No time to stop him before he pulled the trigger.

Time slowed even as everyone around me moved. Ciara lunged forward, her shadows flying toward Baptiste, piercing her through the heart. Roark spun free, getting off a clean shot at the shocked witch. Dante scooped Channing off the ground and raced toward the door.

And Cate…

Cate didn’t move toward me. She moved with me.

We dove toward the sickening crack of a bullet splintering flesh and bone and brain.

And we were too late.

The building shuddered, dust raining down, the ground below us trembling as the ward started to fall.

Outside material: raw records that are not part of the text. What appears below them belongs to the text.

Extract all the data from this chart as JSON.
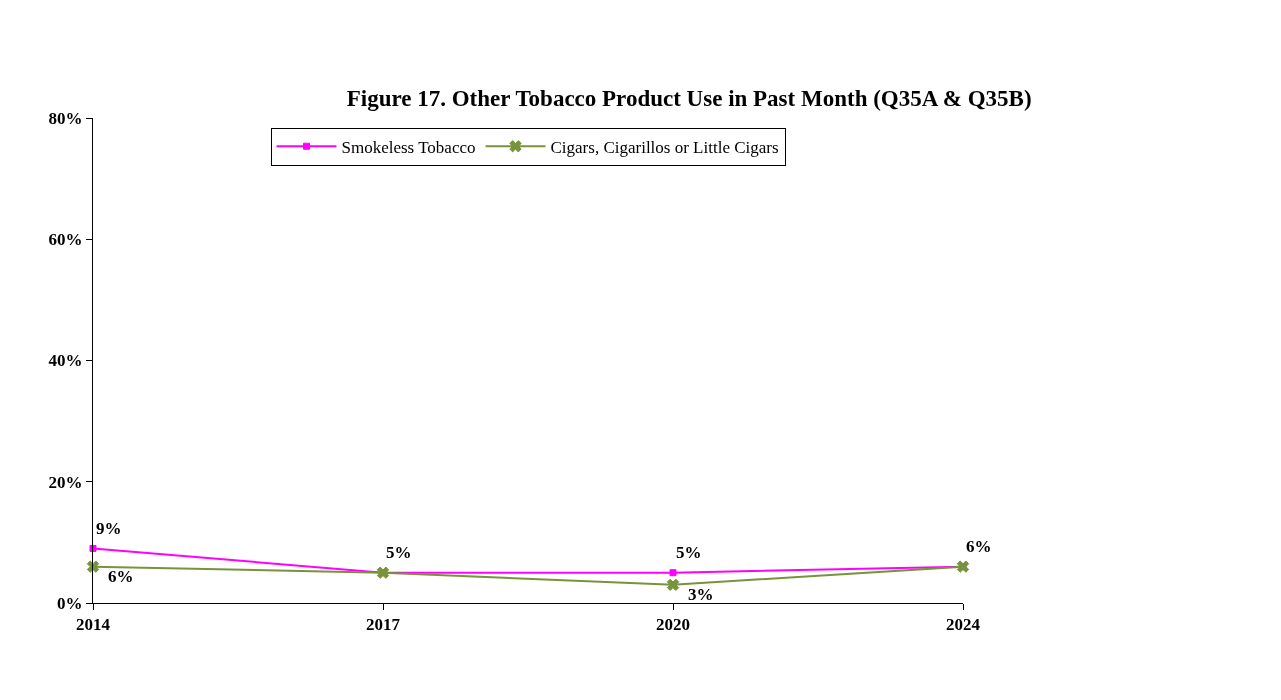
{
  "chart_data": {
    "type": "line",
    "title": "Figure 17. Other Tobacco Product Use in Past Month (Q35A & Q35B)",
    "categories": [
      "2014",
      "2017",
      "2020",
      "2024"
    ],
    "series": [
      {
        "name": "Smokeless Tobacco",
        "color": "#ff00ff",
        "marker": "square",
        "values": [
          9,
          5,
          5,
          6
        ],
        "value_labels": [
          "9%",
          "5%",
          "5%",
          "6%"
        ]
      },
      {
        "name": "Cigars, Cigarillos or Little Cigars",
        "color": "#77933c",
        "marker": "cross",
        "values": [
          6,
          5,
          3,
          6
        ],
        "value_labels": [
          "6%",
          null,
          "3%",
          null
        ]
      }
    ],
    "ylim": [
      0,
      80
    ],
    "yticks": [
      {
        "value": 0,
        "label": "0%"
      },
      {
        "value": 20,
        "label": "20%"
      },
      {
        "value": 40,
        "label": "40%"
      },
      {
        "value": 60,
        "label": "60%"
      },
      {
        "value": 80,
        "label": "80%"
      }
    ],
    "grid": false,
    "legend": "top",
    "line_style": "solid"
  }
}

But Shaw fell first. The light in his eyes was gone even before I caught him in my arms.

And something in me broke. Something that would never fully heal.

I cradled his head in my lap, hot blood seeping through my pants to the floor below. “I’m sorry,” I whispered. “I’m going to make this right.”

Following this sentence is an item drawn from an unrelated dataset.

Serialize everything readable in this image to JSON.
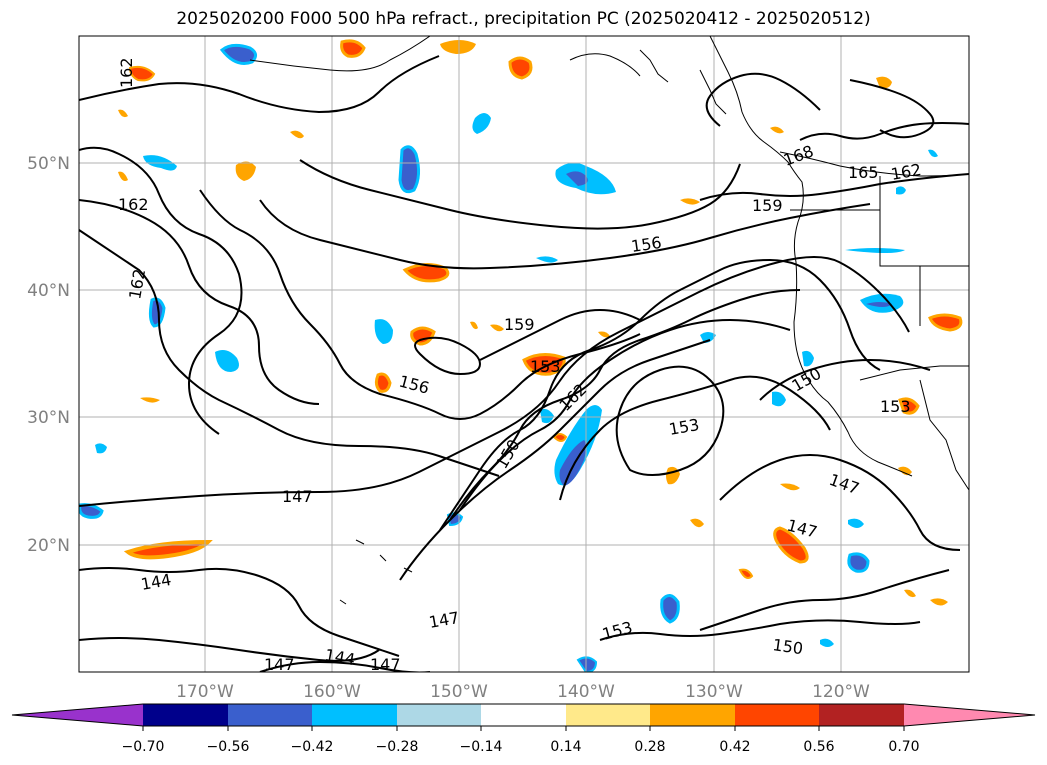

I didn’t know how, but I would, even if it was the last thing I ever did.

“Lach.” Cate said my name softly. Her hand touched my shoulder. “The bona fides…”

The earth shook, rain falling on my brother’s bloody head. I lifted my face to her, tears sliding down my cheeks. Not rain at all.

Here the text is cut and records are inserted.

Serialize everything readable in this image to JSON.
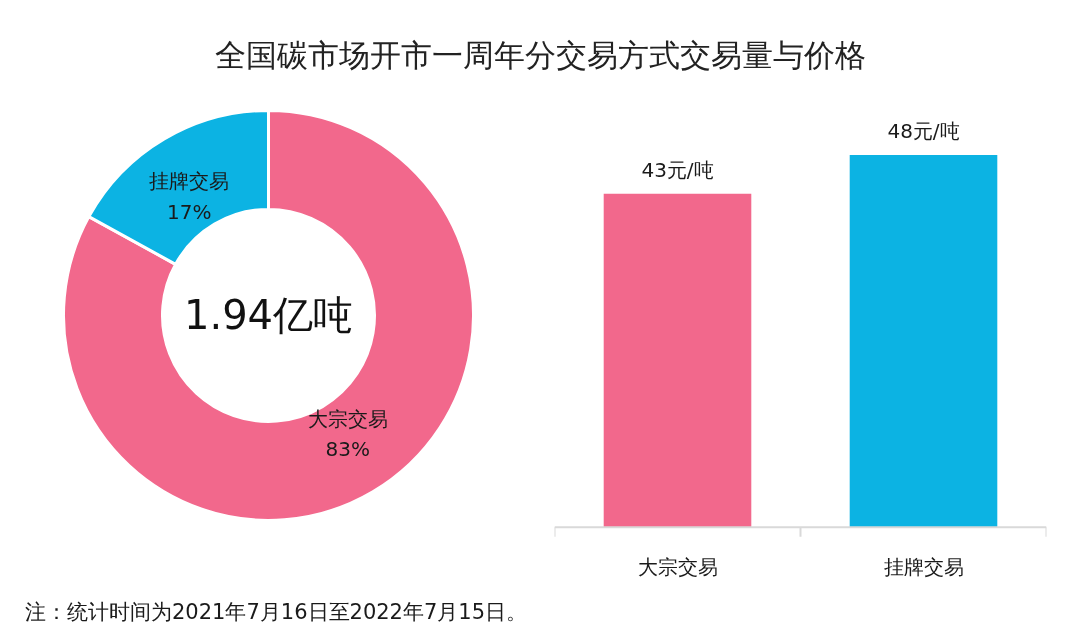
{
  "chart_data": [
    {
      "type": "donut",
      "title": "全国碳市场开市一周年分交易方式交易量与价格",
      "categories": [
        "大宗交易",
        "挂牌交易"
      ],
      "values": [
        83,
        17
      ],
      "colors": [
        "#f2688c",
        "#0cb3e3"
      ],
      "value_labels": [
        "83%",
        "17%"
      ],
      "annotations": [
        "1.94亿吨",
        "注：统计时间为2021年7月16日至2022年7月15日。"
      ]
    },
    {
      "type": "bar",
      "categories": [
        "大宗交易",
        "挂牌交易"
      ],
      "values": [
        43,
        48
      ],
      "colors": [
        "#f2688c",
        "#0cb3e3"
      ],
      "value_labels": [
        "43元/吨",
        "48元/吨"
      ]
    }
  ]
}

“I can’t leave him.” I shook my head. I couldn’t run from this.

She grabbed my face with both hands, forcing me to look at her. “They’re coming. Enough blood has been spilled. You don’t owe more.”

But I did.

“If you stay, he wins,” she continued frantically. “And then we’re all dead. There will be no Nether Court. No Terra Court. Oberon will make this a world of monsters. We’re the only thing that can stop him. Only the other courts stand a chance. You have to go.”

“The Nether Court doesn’t need me.”

“I do,” she said fiercely.

And without her…

I nodded once, still numb, and Cate gently lifted Shaw from my hands. Roark and Ciara were already there, kneeling, weeping.

“We will take care of him,” Ciara promised me, her chin quivering. A line of Theban materialized on her blood-spattered hands. She stared for a split second before shaking her attention from the indelible stain on her soul. “Go before they get here. Before he gets here.”

I stumbled to my feet, and Cate grabbed my bloody hands. “You can’t come,” I told her. “If they follow…”

She was everything. Not just to me. To everyone.

She closed her eyes. “I know.”

“Get to the Astral Court. Aurora will—”

She cut me off with a kiss and pulled back. “I can handle myself.” She sobbed. “Now get out of here.”

She always could. I stopped for a moment and allowed myself one final look at my family. At Ciara, and Roark, and Shaw. We had something worth fighting for, and I wouldn’t allow Oberon to take it away.

“I’ll find you,” I promised her. “You are my life now.”

She pressed a kiss to my mouth. “I know.”

“When Oberon comes—” I started.

“He’s going to be in for a surprise,” Cate promised me. She managed a sad smile. “I love you.”

The air around us swirled, golden threads lacing through it. The Wild Hunt was coming. We were out of time.

So I returned that smile one last time as I snapped my fingers. “You better.”